Capricor Therapeutics Receives FDA Orphan Drug Designation For Becker Muscular Dystrophy And Reports Regulatory Advancement In Duchenne Muscular Dystrophy Program

Capricor Therapeutics, a biotechnology company focused on developing cell and exosome-based therapies for rare diseases, has received Orphan Drug Designation from the U.S. Food and Drug Administration (FDA) for its lead investigational therapy, Deramiocel, for the potential treatment of Becker Muscular Dystrophy (BMD). This designation is expected to provide several regulatory and commercial benefits, further supporting Capricor’s strategy as it builds an integrated platform to treat both cardiac and skeletal complications associated with muscular dystrophies.

Becker Muscular Dystrophy is a rare, progressive neuromuscular condition caused by mutations in the dystrophin gene. It leads to gradual weakening and deterioration of both skeletal and cardiac muscles, similar to Duchenne Muscular Dystrophy (DMD), but often with a later onset and slower progression. One of the major challenges in treating both conditions is cardiomyopathy, which significantly contributes to illness and death.

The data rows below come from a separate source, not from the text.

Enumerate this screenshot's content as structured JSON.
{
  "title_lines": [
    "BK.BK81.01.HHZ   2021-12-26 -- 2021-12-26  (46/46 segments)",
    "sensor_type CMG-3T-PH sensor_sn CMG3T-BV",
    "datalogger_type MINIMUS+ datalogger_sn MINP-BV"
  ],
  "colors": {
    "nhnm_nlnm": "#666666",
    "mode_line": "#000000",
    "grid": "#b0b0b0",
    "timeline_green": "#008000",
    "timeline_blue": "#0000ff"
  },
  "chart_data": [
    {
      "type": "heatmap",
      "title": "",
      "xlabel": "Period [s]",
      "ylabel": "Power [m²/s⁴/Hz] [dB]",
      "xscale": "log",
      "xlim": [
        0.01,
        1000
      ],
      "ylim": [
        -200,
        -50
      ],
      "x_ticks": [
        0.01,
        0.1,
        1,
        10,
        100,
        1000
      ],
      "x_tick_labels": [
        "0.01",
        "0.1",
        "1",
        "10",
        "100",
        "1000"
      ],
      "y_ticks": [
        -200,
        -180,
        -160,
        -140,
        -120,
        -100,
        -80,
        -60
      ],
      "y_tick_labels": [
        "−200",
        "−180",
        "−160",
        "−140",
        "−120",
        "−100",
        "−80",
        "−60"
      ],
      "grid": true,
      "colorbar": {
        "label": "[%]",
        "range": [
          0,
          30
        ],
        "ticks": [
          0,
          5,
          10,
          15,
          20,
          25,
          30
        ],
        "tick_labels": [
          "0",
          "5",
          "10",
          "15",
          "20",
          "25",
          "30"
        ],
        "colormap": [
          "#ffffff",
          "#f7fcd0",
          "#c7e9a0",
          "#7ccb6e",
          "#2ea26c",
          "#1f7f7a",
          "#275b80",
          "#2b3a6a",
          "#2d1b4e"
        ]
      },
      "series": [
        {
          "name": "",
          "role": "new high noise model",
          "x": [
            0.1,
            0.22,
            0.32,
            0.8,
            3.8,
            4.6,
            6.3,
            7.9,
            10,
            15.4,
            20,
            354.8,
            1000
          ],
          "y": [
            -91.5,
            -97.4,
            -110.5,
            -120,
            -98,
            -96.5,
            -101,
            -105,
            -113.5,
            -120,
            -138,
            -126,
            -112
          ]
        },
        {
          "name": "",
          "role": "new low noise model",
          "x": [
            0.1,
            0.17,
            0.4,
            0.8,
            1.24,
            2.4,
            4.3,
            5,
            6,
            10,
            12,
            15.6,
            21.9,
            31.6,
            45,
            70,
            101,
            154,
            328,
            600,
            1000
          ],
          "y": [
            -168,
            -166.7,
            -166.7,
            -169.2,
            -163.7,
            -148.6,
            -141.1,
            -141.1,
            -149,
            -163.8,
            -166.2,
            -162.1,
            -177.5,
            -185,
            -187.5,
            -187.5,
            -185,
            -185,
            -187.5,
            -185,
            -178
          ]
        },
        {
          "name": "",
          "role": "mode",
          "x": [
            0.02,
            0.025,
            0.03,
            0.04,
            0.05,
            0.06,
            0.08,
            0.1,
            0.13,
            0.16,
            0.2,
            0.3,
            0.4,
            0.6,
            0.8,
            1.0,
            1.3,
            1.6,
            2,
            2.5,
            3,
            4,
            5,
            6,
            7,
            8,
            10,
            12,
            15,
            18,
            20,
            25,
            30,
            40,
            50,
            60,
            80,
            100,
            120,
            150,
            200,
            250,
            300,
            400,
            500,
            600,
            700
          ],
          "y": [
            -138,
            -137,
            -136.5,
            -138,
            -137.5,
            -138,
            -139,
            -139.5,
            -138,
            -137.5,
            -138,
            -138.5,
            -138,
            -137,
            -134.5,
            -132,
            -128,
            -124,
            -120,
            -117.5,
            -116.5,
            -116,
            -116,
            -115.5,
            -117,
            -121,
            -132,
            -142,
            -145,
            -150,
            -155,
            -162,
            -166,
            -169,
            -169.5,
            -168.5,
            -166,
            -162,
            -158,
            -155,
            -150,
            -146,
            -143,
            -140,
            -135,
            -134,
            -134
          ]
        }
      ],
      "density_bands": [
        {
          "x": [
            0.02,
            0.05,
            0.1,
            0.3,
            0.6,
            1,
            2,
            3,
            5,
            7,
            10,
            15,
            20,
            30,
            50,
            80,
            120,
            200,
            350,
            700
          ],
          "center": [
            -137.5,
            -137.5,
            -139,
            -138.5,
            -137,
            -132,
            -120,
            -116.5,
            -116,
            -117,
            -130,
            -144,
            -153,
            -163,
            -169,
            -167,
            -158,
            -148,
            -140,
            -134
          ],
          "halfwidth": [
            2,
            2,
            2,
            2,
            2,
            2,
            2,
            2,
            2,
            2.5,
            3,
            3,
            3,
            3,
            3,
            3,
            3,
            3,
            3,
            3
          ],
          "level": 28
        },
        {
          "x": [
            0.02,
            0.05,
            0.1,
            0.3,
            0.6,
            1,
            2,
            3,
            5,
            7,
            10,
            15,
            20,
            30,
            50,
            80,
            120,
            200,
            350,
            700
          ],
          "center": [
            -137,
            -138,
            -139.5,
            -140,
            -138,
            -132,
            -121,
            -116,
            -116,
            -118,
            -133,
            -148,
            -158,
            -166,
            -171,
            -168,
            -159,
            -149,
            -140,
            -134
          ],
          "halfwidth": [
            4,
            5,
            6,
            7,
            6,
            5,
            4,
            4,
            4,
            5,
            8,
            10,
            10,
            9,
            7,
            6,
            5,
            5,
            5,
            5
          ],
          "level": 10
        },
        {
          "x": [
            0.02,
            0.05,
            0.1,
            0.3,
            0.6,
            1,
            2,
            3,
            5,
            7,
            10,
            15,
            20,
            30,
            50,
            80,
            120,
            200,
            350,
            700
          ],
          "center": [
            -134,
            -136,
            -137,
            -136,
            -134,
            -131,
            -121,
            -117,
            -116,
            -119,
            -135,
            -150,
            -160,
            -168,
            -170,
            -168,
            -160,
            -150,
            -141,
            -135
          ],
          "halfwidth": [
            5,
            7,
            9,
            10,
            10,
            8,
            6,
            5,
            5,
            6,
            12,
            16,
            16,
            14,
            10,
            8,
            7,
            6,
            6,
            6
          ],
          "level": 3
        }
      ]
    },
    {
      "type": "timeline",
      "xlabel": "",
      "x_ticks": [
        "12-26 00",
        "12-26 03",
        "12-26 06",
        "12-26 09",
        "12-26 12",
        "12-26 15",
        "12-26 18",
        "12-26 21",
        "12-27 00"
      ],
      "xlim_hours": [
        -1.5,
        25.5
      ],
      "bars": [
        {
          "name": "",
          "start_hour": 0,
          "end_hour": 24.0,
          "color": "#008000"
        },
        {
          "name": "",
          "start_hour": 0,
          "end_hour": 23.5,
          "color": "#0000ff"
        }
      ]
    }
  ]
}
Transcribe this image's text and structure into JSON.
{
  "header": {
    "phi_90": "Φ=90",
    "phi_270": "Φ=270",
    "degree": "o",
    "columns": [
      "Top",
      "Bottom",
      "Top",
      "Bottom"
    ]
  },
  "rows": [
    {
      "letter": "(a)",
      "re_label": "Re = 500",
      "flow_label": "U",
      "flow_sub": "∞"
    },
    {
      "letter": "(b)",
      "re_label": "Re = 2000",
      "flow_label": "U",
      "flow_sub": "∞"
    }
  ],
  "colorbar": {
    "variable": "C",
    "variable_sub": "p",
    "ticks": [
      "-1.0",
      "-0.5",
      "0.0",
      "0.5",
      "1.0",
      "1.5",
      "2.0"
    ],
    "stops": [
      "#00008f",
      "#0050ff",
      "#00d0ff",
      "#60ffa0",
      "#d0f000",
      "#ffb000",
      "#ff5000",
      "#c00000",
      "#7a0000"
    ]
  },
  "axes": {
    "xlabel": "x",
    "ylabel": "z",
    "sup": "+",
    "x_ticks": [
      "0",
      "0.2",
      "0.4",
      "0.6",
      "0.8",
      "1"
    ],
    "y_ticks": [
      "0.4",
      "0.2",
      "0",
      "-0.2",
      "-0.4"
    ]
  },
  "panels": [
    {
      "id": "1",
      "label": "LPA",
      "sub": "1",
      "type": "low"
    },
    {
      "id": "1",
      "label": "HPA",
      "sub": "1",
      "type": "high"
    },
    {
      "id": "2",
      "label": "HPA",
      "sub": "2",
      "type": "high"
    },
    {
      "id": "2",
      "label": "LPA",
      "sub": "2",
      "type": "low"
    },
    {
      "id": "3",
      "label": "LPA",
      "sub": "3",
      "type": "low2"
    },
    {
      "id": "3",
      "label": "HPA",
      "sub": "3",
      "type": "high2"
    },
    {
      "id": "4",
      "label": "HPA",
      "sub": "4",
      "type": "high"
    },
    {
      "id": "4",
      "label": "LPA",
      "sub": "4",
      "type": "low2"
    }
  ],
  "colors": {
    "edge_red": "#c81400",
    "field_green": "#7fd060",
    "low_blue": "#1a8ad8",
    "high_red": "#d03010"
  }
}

Linda Marbán, Ph.D., CEO of Capricor Therapeutics, said in a statement, “The granting of Orphan Drug Designation for Becker Muscular Dystrophy is a significant milestone that expands the potential reach of Deramiocel and reinforces our vision to deliver impactful therapies across a broader spectrum of neuromuscular diseases. We believe Deramiocel holds promise for patients with Becker, particularly given the overlap in disease pathology with Duchenne. Deramiocel has demonstrated potential to treat the serious cardiac and skeletal muscle complications of Duchenne Muscular Dystrophy, and based on the overlap in disease pathology, may also offer benefit to patients with Becker Muscular Dystrophy.”

Dr. Marbán also stated, “In addition, Capricor successfully completed its Pre-License Inspection, an important regulatory milestone for approval of its Biologics License Application (BLA) for DMD and we believe all review activities remain on track as we approach our PDUFA date. With key milestones aligning, we continue to prepare for the potential commercial launch of Deramiocel and the opportunity to deliver meaningful benefits to patients with Duchenne.”

Deramiocel is being developed to address the underlying disease mechanisms affecting both the heart and skeletal muscles in BMD patients. In addition to its development for BMD, Deramiocel is currently under priority review by the FDA for the treatment of Duchenne Muscular Dystrophy, with a target action date for the Biologics License Application (BLA) set for August 31, 2025. This latest regulatory milestone marks a key step for Capricor as it works to expand the reach and impact of its lead therapy in treating severe, life-limiting neuromuscular disorders.